In recent years, barriers have gone down between those two
Mongolias as China has become its northern neighbor's
largest trading partner and foreign investor. With Inner
Mongolia's economy growing by 22 percent during the first
nine months of this year, officials in the two Mongolias
agreed in October to open a free-trade zone where the
Trans-Mongolian Railway crosses into China.

On the cultural front, music groups from here often appear
on Inner Mongolia's Mongolian-language channel. Hurd, which
means speed, has done three concert tours in Inner Mongolia
since 2000. It claims to be the most popular rock group for
Mongolians on both sides of the border.

"In 2000, it was very Soviet-style, with lots of policemen
around with flashlights, very disciplined concerts," Mr.
Damba Ganbayar recalled. "Later, it became more relaxed,
like normal rock concerts."

"Even so, they advised us not to say, 'We Mongolians are
all together!' or 'All Mongolians rise up and shout!' " the
keyboardist continued. "People would shout, 'Genghis!' But
it was nothing political."

But on later visits south of the border, he noticed a
growth in Mongol pride.

"More and more the young people say, 'We want to keep the
Mongolian language and the traditions,' " he said. "I met a
guy with a Mongolian name, and he shouted, 'I am
Mongolian!' - in Chinese. I met many like that."

Encounters between Mongolians and Inner Mongolians are a
bit like encounters between Mexicans and New Mexicans. Many
Mongols here say they consider Inner Mongolians to be more
Chinese than Mongolian. When people here travel south, they
do not say they are going to Inner Mongolia, but to China.

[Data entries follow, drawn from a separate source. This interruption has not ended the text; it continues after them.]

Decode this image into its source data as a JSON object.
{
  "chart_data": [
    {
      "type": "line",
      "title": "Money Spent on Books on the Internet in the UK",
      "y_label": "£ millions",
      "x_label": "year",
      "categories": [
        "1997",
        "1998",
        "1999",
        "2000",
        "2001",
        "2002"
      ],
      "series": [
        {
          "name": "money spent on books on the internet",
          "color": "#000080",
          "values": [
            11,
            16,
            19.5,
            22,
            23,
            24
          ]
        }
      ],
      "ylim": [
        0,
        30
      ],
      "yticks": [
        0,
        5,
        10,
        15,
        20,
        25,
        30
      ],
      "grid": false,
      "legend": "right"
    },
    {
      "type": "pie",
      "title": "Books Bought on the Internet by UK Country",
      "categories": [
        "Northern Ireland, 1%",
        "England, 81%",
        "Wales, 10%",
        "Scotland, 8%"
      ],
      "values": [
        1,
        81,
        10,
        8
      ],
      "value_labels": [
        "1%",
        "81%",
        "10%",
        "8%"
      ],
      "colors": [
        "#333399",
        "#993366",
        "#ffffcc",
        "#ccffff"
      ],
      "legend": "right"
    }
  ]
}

"We don't have an Inner Mongolian problem," a Chinese
diplomat in the region said in an interview. "Most of the
Inner Mongolian population has been 'Han-ized.' They speak
Chinese, think like Chinese. Hohhot is like any other
Chinese city."

Munh-Orgil Tsend, Mongolia's foreign minister, said in an
interview, "For us, Inner Mongolia is a province of China
that happens to have ethnic brother on other side of the
border."

On the northern side of the border, Hurd's nationalist
identity has grown over the last two years, a time when the
group did not record any new songs.

"Hurd's national pride and love of homeland takes the ethos
of Bruce Springsteen's 'Born in the U.S.A.' to a new
level," said Layton Croft, an American foundation
representative and musician here, who attended one of their
concerts in October. "There is a loyal, mostly rural,
Mongolian fan base for such music."

Hurd's Mongol nationalism is aimed at that audience: young
Mongolians who now leave the country for work, the men in
construction in South Korea, the women as 'hostesses' in
Macao.

But the "I Was Born in Mongolia" CD, with its paeans to a
"land of great legendary heroes," came out here as ethnic
Mongolians in China were discovering that a Han
Chinese-owned company was taking over administration of the
Genghis Khan Mausoleum, the region's biggest tourist
money-maker. Entrusted to the care of the Darhad Mongolian
tribe since 1696, this shrine holds relics of the great
conqueror, including his saddle and his black bow.

The actual burial place of Genghis Khan, who died in 1227,
is not known, and has been the object of several
archeological expeditions. But construction of a new
"mausoleum" by Dong Lian, the Chinese company, prompted
protests by Mongolians who see the move as another power
grab by Chinese settlers.

>From the Chinese side, "anything associated with
nationalism, separatism, political rights, they want to
suppress it," said an Inner Mongolian trader here who asked
not to be identified.

In the best-known case, a bookstore owner who goes by one
name, Hada, is serving a 15-year sentence after being
convicted of separatism in 1996.

But with the canceling of concerts by Hurd and Horda, an
Inner Mongolian band, some fear new restraints on Mongolian
cultural expression.

"The government is shutting down a lot of music shops,
confiscating a lot of music tapes," said Enhebatu Togochog,
who runs the Southern Mongolian information center in New
York. "They say they are purifying the cultural market."